Não poderia ser diferente. Os heróis deles, que eram seus vizinhos, e com os quais chegaram a colaborar -- nomes menos ressonantes -- eram os poetas e escritores da geração beat. Os mesmos, como eles, da cena de San Francisco no limiar dos anos 1960. O líder indiscutível do Greatful Dead, Jerry Garcia, responde pela diversidade de cepa de imigrantes mais recentes, não ortodoxamente anglo-saxões. (Garcia tinha ancestrais galegos e um aspecto 'latino'). Seu livro de cabeceira? On the Road.

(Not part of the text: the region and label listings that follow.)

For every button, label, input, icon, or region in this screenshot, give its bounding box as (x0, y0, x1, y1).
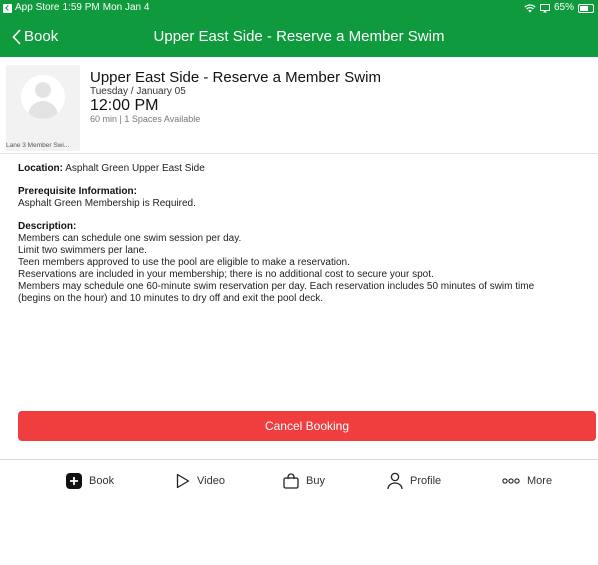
status-app-name[interactable]: App Store (15, 0, 59, 16)
screen-mirror-icon (539, 3, 550, 12)
tab-buy[interactable]: Buy (283, 470, 325, 492)
description-line: Reservations are included in your member… (18, 269, 434, 280)
status-right: 65% (524, 0, 594, 16)
status-left: App Store 1:59 PM Mon Jan 4 (3, 0, 149, 16)
wifi-icon (524, 3, 536, 12)
divider (0, 153, 598, 154)
description-line: Teen members approved to use the pool ar… (18, 257, 350, 268)
session-meta: 60 min | 1 Spaces Available (90, 114, 201, 124)
status-bar: App Store 1:59 PM Mon Jan 4 65% (0, 0, 598, 16)
tab-label: Book (89, 475, 115, 487)
session-time: 12:00 PM (90, 97, 159, 114)
prerequisite-value: Asphalt Green Membership is Required. (18, 198, 196, 209)
description-label: Description: (18, 221, 77, 232)
status-date: Mon Jan 4 (102, 2, 150, 13)
location-value: Asphalt Green Upper East Side (65, 163, 205, 174)
location-label: Location: (18, 163, 63, 174)
session-title: Upper East Side - Reserve a Member Swim (90, 69, 381, 86)
tab-book[interactable]: Book (66, 470, 114, 492)
description-line: (begins on the hour) and 10 minutes to d… (18, 293, 324, 304)
play-triangle-icon (176, 473, 190, 489)
session-thumbnail: Lane 3 Member Swi... (6, 65, 80, 151)
battery-icon (578, 3, 594, 13)
description-section: Description: Members can schedule one sw… (18, 221, 590, 305)
tab-label: More (527, 475, 553, 487)
location-row: Location: Asphalt Green Upper East Side (18, 163, 590, 175)
tab-more[interactable]: More (502, 470, 552, 492)
description-text: Members can schedule one swim session pe… (18, 233, 590, 305)
empty-area (0, 500, 598, 565)
thumbnail-caption: Lane 3 Member Swi... (6, 142, 70, 149)
tab-label: Buy (306, 475, 325, 487)
description-line: Members can schedule one swim session pe… (18, 233, 242, 244)
shopping-bag-icon (283, 473, 299, 489)
session-details: Location: Asphalt Green Upper East Side … (18, 163, 590, 316)
app-screen: App Store 1:59 PM Mon Jan 4 65% Book Upp… (0, 0, 598, 565)
back-to-app-icon[interactable] (3, 3, 12, 13)
nav-bar: Book Upper East Side - Reserve a Member … (0, 16, 598, 57)
description-line: Limit two swimmers per lane. (18, 245, 147, 256)
session-header: Lane 3 Member Swi... Upper East Side - R… (0, 57, 598, 153)
session-date: Tuesday / January 05 (90, 86, 186, 97)
prerequisite-label: Prerequisite Information: (18, 186, 137, 197)
avatar-placeholder-icon (21, 75, 65, 119)
cancel-booking-button[interactable]: Cancel Booking (18, 411, 596, 441)
description-line: Members may schedule one 60-minute swim … (18, 281, 535, 292)
prerequisite-section: Prerequisite Information: Asphalt Green … (18, 186, 590, 210)
tab-label: Video (197, 475, 225, 487)
battery-percent: 65% (553, 2, 574, 13)
plus-square-icon (66, 473, 82, 489)
tab-bar: Book Video Buy Profile More (0, 460, 598, 500)
more-dots-icon (502, 478, 520, 484)
person-icon (387, 472, 403, 490)
page-title: Upper East Side - Reserve a Member Swim (153, 28, 445, 45)
status-time: 1:59 PM (62, 2, 100, 13)
tab-profile[interactable]: Profile (387, 470, 441, 492)
tab-label: Profile (410, 475, 442, 487)
tab-video[interactable]: Video (176, 470, 225, 492)
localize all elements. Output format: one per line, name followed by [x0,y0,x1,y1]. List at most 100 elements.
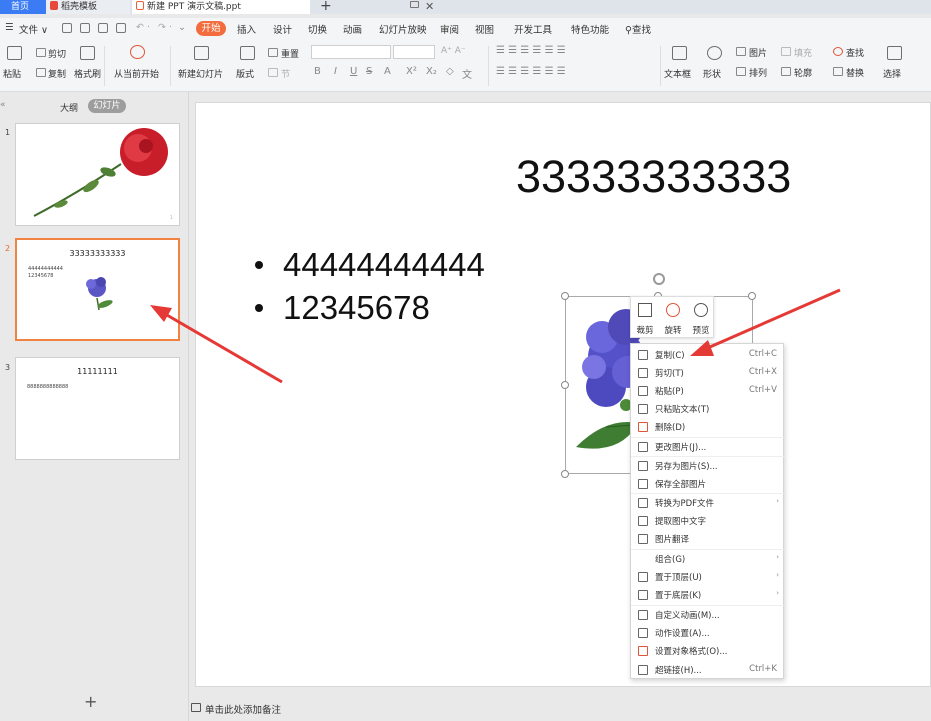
redo-icon[interactable]: ↷ · [158,22,172,33]
menu-review[interactable]: 审阅 [440,22,459,36]
tab-home[interactable]: 首页 [0,0,46,14]
menu-animation[interactable]: 动画 [343,22,362,36]
menu-search[interactable]: ⚲查找 [625,22,651,36]
menu-item-change-picture[interactable]: 更改图片(J)... [631,438,785,456]
italic-icon[interactable]: I [334,66,337,77]
rotate-handle[interactable] [653,273,665,285]
menu-file[interactable]: 文件 ∨ [19,22,48,36]
crop-button[interactable]: 裁剪 [631,297,659,339]
menu-item-paste-text[interactable]: 只粘贴文本(T) [631,400,785,418]
menu-item-custom-animation[interactable]: 自定义动画(M)... [631,606,785,624]
hamburger-icon[interactable]: ☰ [5,22,14,33]
menu-item-save-as-picture[interactable]: 另存为图片(S)... [631,457,785,475]
menu-features[interactable]: 特色功能 [571,22,609,36]
superscript-icon[interactable]: X² [406,66,417,77]
menu-item-format-object[interactable]: 设置对象格式(O)... [631,642,785,660]
find-button[interactable]: 查找 [846,46,864,59]
new-slide-icon[interactable] [194,46,209,60]
print-preview-icon[interactable] [116,23,126,33]
replace-button[interactable]: 替换 [846,66,864,79]
menu-item-bring-to-front[interactable]: 置于顶层(U) › [631,568,785,586]
textbox-icon[interactable] [672,46,687,60]
slide-bullet-list[interactable]: 44444444444 12345678 [253,243,485,329]
menu-transition[interactable]: 切换 [308,22,327,36]
export-icon[interactable] [80,23,90,33]
resize-handle[interactable] [748,292,756,300]
new-slide-button[interactable]: 新建幻灯片 [178,67,223,80]
close-tab-button[interactable]: ✕ [425,0,434,13]
notes-bar[interactable]: 单击此处添加备注 [189,697,931,721]
shape-icon[interactable] [707,46,722,60]
section-button[interactable]: 节 [281,67,290,80]
align-icons[interactable]: ☰ ☰ ☰ ☰ ☰ ☰ [496,66,566,77]
slide-canvas[interactable]: 33333333333 44444444444 12345678 [195,102,931,687]
font-size-select[interactable] [393,45,435,59]
menu-view[interactable]: 视图 [475,22,494,36]
tab-template[interactable]: 稻壳模板 [46,0,130,14]
subscript-icon[interactable]: X₂ [426,66,437,77]
strikethrough-icon[interactable]: S [366,66,372,77]
copy-icon[interactable] [36,68,46,77]
select-icon[interactable] [887,46,902,60]
arrange-button[interactable]: 排列 [749,66,767,79]
layout-icon[interactable] [240,46,255,60]
outline-icon[interactable] [781,67,791,76]
menu-design[interactable]: 设计 [273,22,292,36]
menu-item-hyperlink[interactable]: 超链接(H)... Ctrl+K [631,661,785,679]
add-slide-button[interactable]: + [84,692,97,711]
bold-icon[interactable]: B [314,66,321,77]
cut-button[interactable]: 剪切 [48,47,66,60]
menu-slideshow[interactable]: 幻灯片放映 [379,22,427,36]
fill-icon[interactable] [781,47,791,56]
reset-icon[interactable] [268,48,278,57]
phonetic-icon[interactable]: 文 [462,66,472,81]
tab-slides[interactable]: 幻灯片 [88,99,126,113]
notes-placeholder[interactable]: 单击此处添加备注 [205,702,281,716]
paste-icon[interactable] [7,46,22,60]
menu-item-delete[interactable]: 删除(D) [631,418,785,436]
menu-item-send-to-back[interactable]: 置于底层(K) › [631,586,785,604]
save-icon[interactable] [62,23,72,33]
font-grow-icon[interactable]: A⁺ A⁻ [441,46,466,56]
copy-button[interactable]: 复制 [48,67,66,80]
menu-item-group[interactable]: 组合(G) › [631,550,785,568]
clear-format-icon[interactable]: ◇ [446,66,454,77]
shape-button[interactable]: 形状 [703,67,721,80]
format-painter-button[interactable]: 格式刷 [74,67,101,80]
bullet-list-icon[interactable]: ☰ ☰ ☰ ☰ ☰ ☰ [496,45,566,56]
cut-icon[interactable] [36,48,46,57]
paste-button[interactable]: 粘贴 [3,67,21,80]
format-painter-icon[interactable] [80,46,95,60]
slide-title[interactable]: 33333333333 [516,151,791,203]
new-tab-button[interactable]: + [320,0,332,14]
tab-document[interactable]: 新建 PPT 演示文稿.ppt ✕ [132,0,434,14]
menu-home[interactable]: 开始 [196,21,226,36]
slide-thumbnail-2[interactable]: 33333333333 44444444444 12345678 [15,238,180,341]
print-icon[interactable] [98,23,108,33]
outline-button[interactable]: 轮廓 [794,66,812,79]
menu-insert[interactable]: 插入 [237,22,256,36]
font-name-select[interactable] [311,45,391,59]
select-button[interactable]: 选择 [883,67,901,80]
collapse-panel-icon[interactable]: « [0,100,6,110]
menu-developer[interactable]: 开发工具 [514,22,552,36]
tab-outline[interactable]: 大纲 [60,101,78,114]
customize-icon[interactable]: ⌄ [178,22,186,33]
menu-item-copy[interactable]: 复制(C) Ctrl+C [631,346,785,364]
resize-handle[interactable] [561,292,569,300]
menu-item-cut[interactable]: 剪切(T) Ctrl+X [631,364,785,382]
menu-item-convert-pdf[interactable]: 转换为PDF文件 › [631,494,785,512]
section-icon[interactable] [268,68,278,77]
menu-item-paste[interactable]: 粘贴(P) Ctrl+V [631,382,785,400]
window-icon[interactable] [410,1,419,8]
preview-button[interactable]: 预览 [687,297,715,339]
slide-bullet[interactable]: 12345678 [253,286,485,329]
resize-handle[interactable] [561,470,569,478]
reset-button[interactable]: 重置 [281,47,299,60]
menu-item-extract-text[interactable]: 提取图中文字 [631,512,785,530]
menu-item-action-settings[interactable]: 动作设置(A)... [631,624,785,642]
menu-item-translate[interactable]: 图片翻译 [631,530,785,548]
picture-icon[interactable] [736,47,746,56]
fill-button[interactable]: 填充 [794,46,812,59]
rotate-button[interactable]: 旋转 [659,297,687,339]
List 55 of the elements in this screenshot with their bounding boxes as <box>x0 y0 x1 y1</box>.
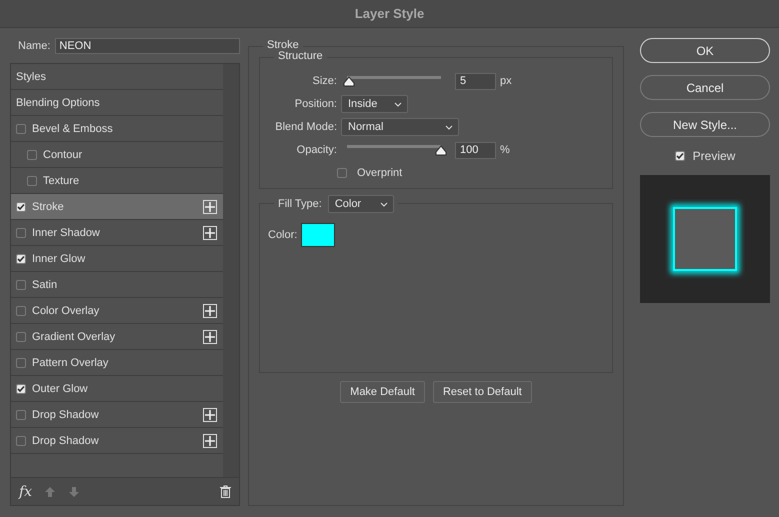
unit-label: px <box>500 75 512 87</box>
fx-button[interactable]: fx <box>19 484 32 500</box>
plus-icon[interactable] <box>203 330 217 344</box>
dialog-button[interactable]: Cancel <box>640 75 770 100</box>
style-list-item[interactable]: Stroke <box>11 194 223 220</box>
slider-thumb[interactable] <box>342 76 355 87</box>
plus-icon[interactable] <box>203 408 217 422</box>
size-label: Size: <box>312 75 337 87</box>
checkbox[interactable] <box>27 176 37 186</box>
checkbox[interactable] <box>16 332 26 342</box>
plus-icon[interactable] <box>203 434 217 448</box>
checkbox[interactable] <box>16 124 26 134</box>
structure-heading: Structure <box>274 50 327 62</box>
blend-mode-dropdown[interactable]: Normal <box>341 118 459 136</box>
chevron-down-icon <box>380 202 388 206</box>
checkbox[interactable] <box>27 150 37 160</box>
checkbox[interactable] <box>674 151 685 161</box>
window-title: Layer Style <box>354 6 424 21</box>
checkbox[interactable] <box>16 306 26 316</box>
default-button[interactable]: Make Default <box>340 381 425 403</box>
checkbox[interactable] <box>337 168 347 178</box>
checkbox[interactable] <box>16 410 26 420</box>
dialog-button[interactable]: OK <box>640 38 770 63</box>
plus-icon[interactable] <box>203 226 217 240</box>
checkbox[interactable] <box>16 202 26 212</box>
plus-icon[interactable] <box>203 304 217 318</box>
name-label: Name: <box>18 40 50 52</box>
unit-label: % <box>500 144 510 156</box>
fill-type-label: Fill Type: <box>278 198 322 210</box>
default-button[interactable]: Reset to Default <box>432 381 532 403</box>
blend-mode-label: Blend Mode: <box>274 121 337 133</box>
position-dropdown[interactable]: Inside <box>341 95 408 113</box>
color-swatch[interactable] <box>301 223 336 247</box>
checkbox[interactable] <box>16 280 26 290</box>
checkbox[interactable] <box>16 436 26 446</box>
checkbox[interactable] <box>16 254 26 264</box>
size-field[interactable]: 5 <box>455 72 496 90</box>
checkbox[interactable] <box>16 228 26 238</box>
trash-icon[interactable] <box>220 485 231 498</box>
plus-icon[interactable] <box>203 200 217 214</box>
opacity-label: Opacity: <box>296 144 337 156</box>
preview-label: Preview <box>692 149 736 163</box>
dialog-button[interactable]: New Style... <box>640 112 770 137</box>
opacity-field[interactable]: 100 <box>455 142 496 158</box>
chevron-down-icon <box>394 102 402 106</box>
chevron-down-icon <box>445 124 453 130</box>
color-label: Color: <box>268 229 298 241</box>
name-field[interactable]: NEON <box>55 38 240 54</box>
fill-type-dropdown[interactable]: Color <box>328 195 394 213</box>
overprint-label: Overprint <box>357 167 402 179</box>
slider-thumb[interactable] <box>435 145 447 156</box>
checkbox[interactable] <box>16 384 26 394</box>
stroke-heading: Stroke <box>263 39 303 51</box>
position-label: Position: <box>294 98 337 110</box>
checkbox[interactable] <box>16 358 26 368</box>
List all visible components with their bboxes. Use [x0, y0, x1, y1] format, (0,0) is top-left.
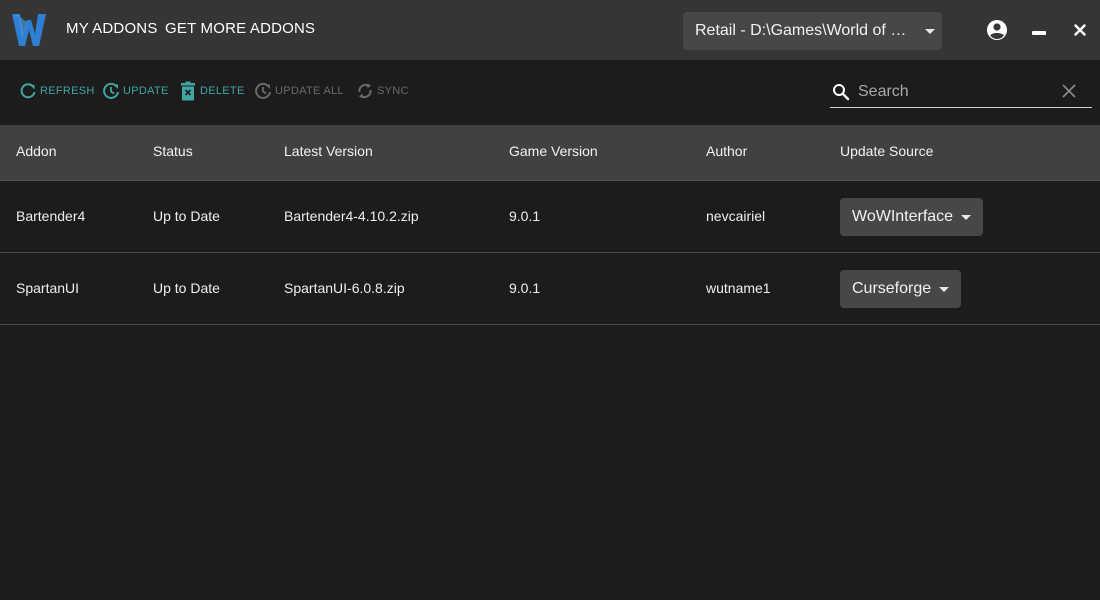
table-row[interactable]: Bartender4 Up to Date Bartender4-4.10.2.… — [0, 181, 1100, 253]
installation-select[interactable]: Retail - D:\Games\World of Warcraft\_ret… — [683, 12, 942, 50]
search-input[interactable] — [858, 80, 1058, 104]
tab-my-addons[interactable]: MY ADDONS — [66, 20, 158, 37]
update-source-label: Curseforge — [852, 280, 932, 297]
delete-icon — [181, 81, 195, 101]
table-row[interactable]: SpartanUI Up to Date SpartanUI-6.0.8.zip… — [0, 253, 1100, 325]
addon-latest-version: SpartanUI-6.0.8.zip — [284, 280, 405, 296]
account-icon[interactable] — [985, 18, 1009, 42]
column-header-addon[interactable]: Addon — [16, 143, 56, 159]
search-field — [830, 76, 1092, 108]
refresh-icon — [20, 83, 36, 99]
chevron-down-icon — [961, 214, 972, 220]
minimize-icon[interactable] — [1032, 31, 1046, 35]
refresh-label: REFRESH — [40, 85, 95, 97]
close-icon[interactable] — [1074, 24, 1086, 36]
chevron-down-icon — [939, 286, 950, 292]
addon-author: wutname1 — [706, 280, 771, 296]
update-label: UPDATE — [123, 85, 169, 97]
update-icon — [103, 82, 119, 99]
update-all-button[interactable]: UPDATE ALL — [253, 80, 344, 102]
addon-status: Up to Date — [153, 208, 220, 224]
update-source-select[interactable]: Curseforge — [840, 270, 962, 308]
column-header-latest-version[interactable]: Latest Version — [284, 143, 373, 159]
column-header-game-version[interactable]: Game Version — [509, 143, 598, 159]
addon-game-version: 9.0.1 — [509, 208, 541, 224]
sync-icon — [358, 83, 372, 99]
refresh-button[interactable]: REFRESH — [18, 80, 95, 102]
sync-label: SYNC — [377, 85, 409, 97]
table-header: Addon Status Latest Version Game Version… — [0, 125, 1100, 181]
delete-label: DELETE — [200, 85, 245, 97]
addon-name: Bartender4 — [16, 208, 86, 224]
chevron-down-icon — [925, 29, 935, 34]
update-all-icon — [255, 82, 271, 99]
clear-search-icon[interactable] — [1062, 84, 1076, 98]
tab-get-more-addons[interactable]: GET MORE ADDONS — [165, 20, 315, 37]
addon-author: nevcairiel — [706, 208, 766, 224]
installation-label: Retail - D:\Games\World of Warcraft\_ret… — [695, 22, 919, 39]
update-all-label: UPDATE ALL — [275, 85, 344, 97]
column-header-author[interactable]: Author — [706, 143, 747, 159]
addon-status: Up to Date — [153, 280, 220, 296]
column-header-status[interactable]: Status — [153, 143, 193, 159]
search-icon — [833, 84, 850, 101]
addon-latest-version: Bartender4-4.10.2.zip — [284, 208, 419, 224]
addon-name: SpartanUI — [16, 280, 80, 296]
addon-game-version: 9.0.1 — [509, 280, 541, 296]
update-source-select[interactable]: WoWInterface — [840, 198, 984, 236]
title-bar: MY ADDONS GET MORE ADDONS Retail - D:\Ga… — [0, 0, 1100, 60]
sync-button[interactable]: SYNC — [355, 80, 409, 102]
update-button[interactable]: UPDATE — [101, 80, 169, 102]
column-header-update-source[interactable]: Update Source — [840, 143, 933, 159]
update-source-label: WoWInterface — [852, 208, 954, 225]
app-logo-icon — [12, 14, 46, 46]
delete-button[interactable]: DELETE — [180, 80, 245, 102]
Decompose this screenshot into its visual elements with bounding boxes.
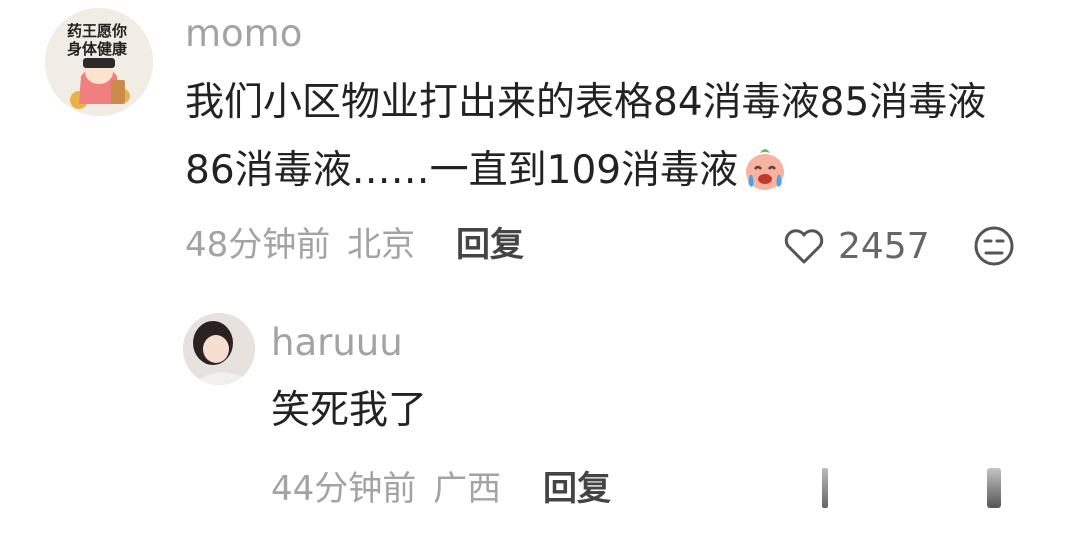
avatar-text-line2: 身体健康 — [67, 40, 128, 58]
truncated-face-icon — [987, 468, 1001, 508]
dislike-button[interactable] — [972, 224, 1016, 268]
comment-text-line2-content: 86消毒液……一直到109消毒液 — [185, 148, 739, 193]
reply-reply-button[interactable]: 回复 — [543, 472, 611, 506]
reply-text: 笑死我了 — [271, 388, 428, 433]
reply-meta: 44分钟前 广西 — [271, 472, 501, 506]
comment-text-line1: 我们小区物业打出来的表格84消毒液85消毒液 — [185, 80, 987, 125]
comment-text-line2: 86消毒液……一直到109消毒液 — [185, 138, 790, 204]
reply-avatar-photo-icon — [183, 313, 255, 385]
comment-time: 48分钟前 — [185, 225, 331, 265]
reply-avatar[interactable] — [183, 313, 255, 385]
reply-time: 44分钟前 — [271, 469, 417, 509]
reply-button[interactable]: 回复 — [456, 228, 524, 262]
avatar[interactable]: 药王愿你 身体健康 — [45, 8, 153, 116]
heart-icon — [784, 229, 824, 264]
comment-location: 北京 — [347, 225, 416, 265]
reply-location: 广西 — [433, 469, 502, 509]
like-button[interactable]: 2457 — [782, 224, 930, 268]
reply-username[interactable]: haruuu — [271, 324, 403, 361]
comment-item: 药王愿你 身体健康 momo 我们小区物业打出来的表格84消毒液85消毒液 86… — [0, 0, 1080, 290]
reply-item: haruuu 笑死我了 44分钟前 广西 回复 — [0, 300, 1080, 541]
comment-meta: 48分钟前 北京 — [185, 228, 415, 262]
laughing-crying-emoji-icon — [746, 149, 785, 190]
truncated-like-icon — [822, 468, 828, 508]
like-count: 2457 — [838, 225, 930, 267]
neutral-face-icon — [974, 226, 1014, 266]
username[interactable]: momo — [185, 15, 302, 52]
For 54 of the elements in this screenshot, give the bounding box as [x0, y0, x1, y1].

Garcia concentrava o heroísmo possível de concentrar numa banda de rock: era o principal compositor, cantava considerável parte do repertório e, como se não bastasse, era também guitarrista solo. Não menos. Isso propiciou aos músicos à volta o privilégio de soarem como uma tremenda banda de apoio. Ou como um ensemble que levou ao rock certa improvisação característica do jazz. No entanto, aclimatando-a de modo um tanto diverso do rock progressivo. Inclusive com alguns requintes, porque ninguém até então fazia a guitarra rítmica soar ao estilo desenvolvido por Bob Weir, cheio de triques e licks que a interpõe a meio caminho entre ritmo e solo. Algo que é designado como 'voice leading'. E que guarda certa analogia com o "método Keith Richards" de tocar guitarra. Com a vantagem de beber diretamente da fonte da música de raiz americana.
Algumas versões da trilha musical de Long, Strange Trip são no mínimo comoventes. Mesmo para aqueles que não são fãs de carteirinhas da banda. "Morning Dew", com suas referências a uma manhã pós-apocalíptica, por exemplo. Uma balada esculpida como retrato de uma geração assombrada pela Guerra Fria e o fim do mundo. O fato de serem músicos permitiu participações antológicas --- nem sempre contempladas neste doc. É o caso de um disco com Dylan. Ou de uma contribuição de slide-guitar de Garcia para "Teach Your Children" do Crosby, Stills & Nash, que é uma assinatura.
Enfim, as diversas fases, formações, os grandes discos, os malogros, os escândalos e o prosaísmo de viver quase sobre quatro rodas e um palco seguem documentados aqui. Um dos trechos mais notáveis vem de quando começaram justamente a fazer um documentário sobre a banda, ainda nos anos 70, seguindo o modelo do cinema direto --- o dos irmãos Maysles de Gimme Shelter (1970). Conta-se que Garcia apresentou toda a equipe às drogas de uso e ocasião. E num determinado momento, ao invés de gravar a banda, a equipe passou a gravar a si mesma um tanto transtornada. Os registros não mentem, e também não deixam de ser divertidos.
Porém, por mais que o assunto seja de primeira linha e o documentário bastante assistível em suas quatro horas e dois minutos, há um certa exaustão de fórmula, apesar da divisão em capítulos. E se fica pensando no esgotamento de um formato (música + voice over + entrevista) que se mostrou pela primeira vez com todas as letras em The Last Waltz (Martin Scorsese, 1978), há quase quarenta anos atrás.